No longer will people seeking dry details about bits and bytes, speeds and feeds, chip-sets and semiconductor properties of rare earth elements need to consult with a boring old engineer who probably has adhesive tape mending the bow on his coke bottle glasses.
Which reminds me, this is for me a Day of the Dead. It was the coke-bottle glasses. Frank failed only the mention of highwater pants. My dad was a physicist, back in the day, and one hell of a talker, besides brilliant. The government used to send him out to debate Ernest Stenglass. Andy the Mouth, they called him, and his passion for the safety of nuclear power was both pure and absolute. A man who brought himself up by his own bootstraps, so to speak, whom people referred to as Dr. Hull even though he had never received a doctorate. Probably one of the first physicists ever to, as an adult, go “back to school.”
Thereby immediately impoverishing his children, who already scratched from a pretty low tray, as little chickens will do when there’s nothing more. Andy drove a bus, studied, we saw him once in a while, and in the late Fifties was accepted at Vanderbilt, whence to Oak Ridge, a novel of its own. I read that he was immensely well-regarded at Shoreham, where he spent nearly thirty years until his death.

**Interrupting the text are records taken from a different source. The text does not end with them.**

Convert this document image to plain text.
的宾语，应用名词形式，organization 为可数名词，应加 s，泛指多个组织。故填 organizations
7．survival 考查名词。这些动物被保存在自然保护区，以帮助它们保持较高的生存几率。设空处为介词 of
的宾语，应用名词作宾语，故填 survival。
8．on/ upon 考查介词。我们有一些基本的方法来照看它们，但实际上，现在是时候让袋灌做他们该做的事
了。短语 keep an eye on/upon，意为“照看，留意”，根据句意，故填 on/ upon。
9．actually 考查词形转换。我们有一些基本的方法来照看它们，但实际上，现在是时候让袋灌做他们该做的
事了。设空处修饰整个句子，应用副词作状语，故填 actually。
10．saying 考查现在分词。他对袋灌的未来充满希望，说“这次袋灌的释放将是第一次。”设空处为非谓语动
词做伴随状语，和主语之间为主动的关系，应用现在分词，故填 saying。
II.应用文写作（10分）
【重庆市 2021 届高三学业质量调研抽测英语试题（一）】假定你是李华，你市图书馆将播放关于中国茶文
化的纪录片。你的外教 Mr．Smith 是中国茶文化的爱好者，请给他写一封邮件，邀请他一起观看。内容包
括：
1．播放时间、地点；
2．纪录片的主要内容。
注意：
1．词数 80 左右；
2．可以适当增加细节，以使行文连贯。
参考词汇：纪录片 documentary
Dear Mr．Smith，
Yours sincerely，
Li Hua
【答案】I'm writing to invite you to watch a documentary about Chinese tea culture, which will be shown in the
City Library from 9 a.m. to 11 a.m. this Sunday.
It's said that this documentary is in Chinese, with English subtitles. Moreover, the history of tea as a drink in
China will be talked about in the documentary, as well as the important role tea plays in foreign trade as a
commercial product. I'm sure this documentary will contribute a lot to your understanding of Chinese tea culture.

What does it all mean? I was across the country, unable to attend his death or funeral. In my mind, he is always who he was. The dead never age. Never grow old, never wrinkle, never leave us, but remain in what must be Heaven or Hell: the way they always were, to us. Perhaps that is why the spirits hang around and suffer, but sorry. It is no more possible for us to change Memory than they to graduate from So-So to Beloved. Who get to leave Limbo—which must be an endlessly boring place (joke)—for the ultimate address, Heaven.
The rest stick around and pester so as not to go directly to h-e-double-toothpicks, but I’m telling you (them) it’s useless. The ghosts cannot change their tactics, nor we our memories. Eternity being what it is.
At any rate, bless the person who fathered me, on the eighty-eighth anniversary of his birth.